Ole Miss having to upgrade emergency plans

OXFORD — Recognizing the importance of preparedness when disasters strike, the Mississippi Emergency Management Agency and Federal Emergency Management Agency have provided a grant to help the University of Mississippi upgrade its Natural Hazards Mitigation Plan.

The $84,344 grant calls for an evaluation and upgrade of the mitigation plan, which was approved in 2006, because significant changes have occurred since then. DRU committee members are scheduled to meet first, with a series of public hearings on campus and in Oxford to follow.

“The campus has experienced significant structural changes over the past five years,” said Charles Swann, associate director at the Mississippi Mineral Resources Institute and DRU project co-investigator. “Campus demolitions and new constructions both increase and decrease our vulnerabilities, requiring a review of our existing plan and our mitigation strategy.”

Chris Mullen, interim chair of the UM Department of Civil Engineering, will examine issues involving the engineering aspects of campus buildings, as well as potential losses from the set of natural hazards listed in the plan. Jeremy Drew, MMRI research associate; and Allison Woolsey, MMRIS GIS analyst, will assist both the MMRI and civil engineering department on technical aspects of the review. Students will also be included, providing a chance for them to get firsthand experience in hazard mitigation work.

A major part of the Disaster Resistant University plan, as mandated by FEMA and MEMA, involves evaluating the effects and frequency of past natural hazards as part of planning for future events.

Natural hazards that threaten the university include earthquakes, floods, lightning, hail, severe winter weather, tornadoes, wildfires and windstorms.

According to UM, it is the first Mississippi institution of higher learning to have a FEMA-approved mitigation plan, Swann said. Since its approval, all the state’s other universities have developed their own mitigation plans, using the Ole Miss DRU experience as a starting point.

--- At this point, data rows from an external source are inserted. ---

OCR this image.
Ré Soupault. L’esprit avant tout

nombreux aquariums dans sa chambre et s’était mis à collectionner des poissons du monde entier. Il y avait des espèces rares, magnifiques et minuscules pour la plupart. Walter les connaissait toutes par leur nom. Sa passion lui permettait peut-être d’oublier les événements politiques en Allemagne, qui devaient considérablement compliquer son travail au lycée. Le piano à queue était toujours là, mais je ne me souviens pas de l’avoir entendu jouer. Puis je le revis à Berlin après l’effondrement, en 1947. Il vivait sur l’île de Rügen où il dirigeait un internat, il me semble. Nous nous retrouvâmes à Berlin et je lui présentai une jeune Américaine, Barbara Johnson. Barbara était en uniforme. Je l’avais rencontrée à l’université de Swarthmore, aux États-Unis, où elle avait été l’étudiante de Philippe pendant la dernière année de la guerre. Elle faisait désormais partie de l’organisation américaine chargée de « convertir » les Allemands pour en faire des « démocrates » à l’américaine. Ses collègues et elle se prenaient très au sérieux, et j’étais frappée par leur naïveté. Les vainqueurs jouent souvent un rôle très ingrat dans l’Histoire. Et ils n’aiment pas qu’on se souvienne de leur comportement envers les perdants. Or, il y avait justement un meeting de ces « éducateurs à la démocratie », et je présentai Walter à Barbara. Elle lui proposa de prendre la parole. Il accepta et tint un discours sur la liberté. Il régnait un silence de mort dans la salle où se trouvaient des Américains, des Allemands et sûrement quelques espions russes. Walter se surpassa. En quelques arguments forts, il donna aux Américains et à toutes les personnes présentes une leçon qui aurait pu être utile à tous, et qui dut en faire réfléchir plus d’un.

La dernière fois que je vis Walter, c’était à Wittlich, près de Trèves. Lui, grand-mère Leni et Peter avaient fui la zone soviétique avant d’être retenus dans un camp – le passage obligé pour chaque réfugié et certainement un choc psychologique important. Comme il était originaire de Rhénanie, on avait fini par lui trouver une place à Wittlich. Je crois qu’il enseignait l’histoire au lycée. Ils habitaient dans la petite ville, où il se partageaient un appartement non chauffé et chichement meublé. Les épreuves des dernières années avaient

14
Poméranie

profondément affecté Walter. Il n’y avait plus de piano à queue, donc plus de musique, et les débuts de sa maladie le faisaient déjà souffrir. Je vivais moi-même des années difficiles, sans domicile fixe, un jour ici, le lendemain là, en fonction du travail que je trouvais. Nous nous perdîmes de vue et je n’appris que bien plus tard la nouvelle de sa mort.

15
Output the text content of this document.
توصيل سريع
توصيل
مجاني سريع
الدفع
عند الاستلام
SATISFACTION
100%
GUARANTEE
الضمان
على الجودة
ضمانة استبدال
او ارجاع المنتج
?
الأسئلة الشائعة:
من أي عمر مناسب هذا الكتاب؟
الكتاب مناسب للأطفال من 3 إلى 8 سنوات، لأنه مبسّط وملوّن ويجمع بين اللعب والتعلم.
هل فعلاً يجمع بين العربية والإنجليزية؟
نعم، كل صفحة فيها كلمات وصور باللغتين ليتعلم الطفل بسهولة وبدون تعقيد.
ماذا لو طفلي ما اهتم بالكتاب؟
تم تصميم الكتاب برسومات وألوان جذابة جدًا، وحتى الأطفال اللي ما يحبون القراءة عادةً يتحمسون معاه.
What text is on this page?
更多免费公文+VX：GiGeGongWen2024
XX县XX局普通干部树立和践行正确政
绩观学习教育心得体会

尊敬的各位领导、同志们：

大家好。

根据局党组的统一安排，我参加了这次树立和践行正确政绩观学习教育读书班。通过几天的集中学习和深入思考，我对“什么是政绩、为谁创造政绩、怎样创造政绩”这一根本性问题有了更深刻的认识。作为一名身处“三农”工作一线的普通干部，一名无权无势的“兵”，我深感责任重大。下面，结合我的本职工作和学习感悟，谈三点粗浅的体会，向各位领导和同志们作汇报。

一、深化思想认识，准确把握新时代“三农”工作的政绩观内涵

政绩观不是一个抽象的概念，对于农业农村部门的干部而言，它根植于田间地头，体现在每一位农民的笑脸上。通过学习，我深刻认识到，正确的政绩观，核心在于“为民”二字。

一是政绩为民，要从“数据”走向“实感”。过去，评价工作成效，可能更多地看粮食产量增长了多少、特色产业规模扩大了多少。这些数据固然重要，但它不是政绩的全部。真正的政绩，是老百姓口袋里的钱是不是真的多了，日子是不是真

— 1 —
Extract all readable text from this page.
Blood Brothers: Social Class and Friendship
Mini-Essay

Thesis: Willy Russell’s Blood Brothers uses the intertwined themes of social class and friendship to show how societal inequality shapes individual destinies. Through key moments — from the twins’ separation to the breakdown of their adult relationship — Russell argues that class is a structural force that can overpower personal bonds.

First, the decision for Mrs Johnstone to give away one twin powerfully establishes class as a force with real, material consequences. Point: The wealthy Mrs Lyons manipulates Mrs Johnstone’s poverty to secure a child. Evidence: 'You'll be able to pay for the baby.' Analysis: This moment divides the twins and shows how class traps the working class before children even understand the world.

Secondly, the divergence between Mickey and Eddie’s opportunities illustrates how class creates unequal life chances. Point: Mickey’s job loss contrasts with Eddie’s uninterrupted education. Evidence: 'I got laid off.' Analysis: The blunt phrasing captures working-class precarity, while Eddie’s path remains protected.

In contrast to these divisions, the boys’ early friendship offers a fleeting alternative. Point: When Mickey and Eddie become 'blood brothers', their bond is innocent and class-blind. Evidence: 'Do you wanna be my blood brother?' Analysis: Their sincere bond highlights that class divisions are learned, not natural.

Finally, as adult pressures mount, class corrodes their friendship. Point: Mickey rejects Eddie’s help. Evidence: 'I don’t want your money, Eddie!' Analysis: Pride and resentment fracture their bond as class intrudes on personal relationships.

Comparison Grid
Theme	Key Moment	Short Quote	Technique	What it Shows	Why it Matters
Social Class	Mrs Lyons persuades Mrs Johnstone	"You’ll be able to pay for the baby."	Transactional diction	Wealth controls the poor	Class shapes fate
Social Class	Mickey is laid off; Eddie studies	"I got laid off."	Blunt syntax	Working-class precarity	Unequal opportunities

“Now that FEMA has again approved the grant for our mitigation plan upgrade, we can begin the process of data collection and the re-evaluation of the campus,” Swann said. “The key is to get people seriously thinking about the possibility of a disaster and staying ready for what could happen. Having an approved mitigation plan also qualifies Ole Miss for all state and federal assistance during and after a natural disaster.”

“The university’s continuing interest and success in mitigation implementation and planning is exemplary,” said Mike Wommack, MEMA director. “Mitigation, as well as emergency response plans, has already been developed by the Board of Trustees of State Institutions of Higher Learning.”

The advisory committee, which included representatives from various campus units, the city of Oxford, Lafayette County and the multi-county Tri-Rivers Planning and Development District, will review the DRU plan as it develops, and guide and assist the technical investigations.

“Between 1995 and 1999, MEMA sponsored a mitigation study at the university that focused specifically on the vulnerability of select buildings on campus to earthquakes,” Mullen said. “Later, FEMA launched a nationally competitive grant opportunity program that considered vulnerability of university campuses to all natural hazards, and the university became one of only 31 grant recipients. I’m pleased to continue this important and potentially life-saving work.”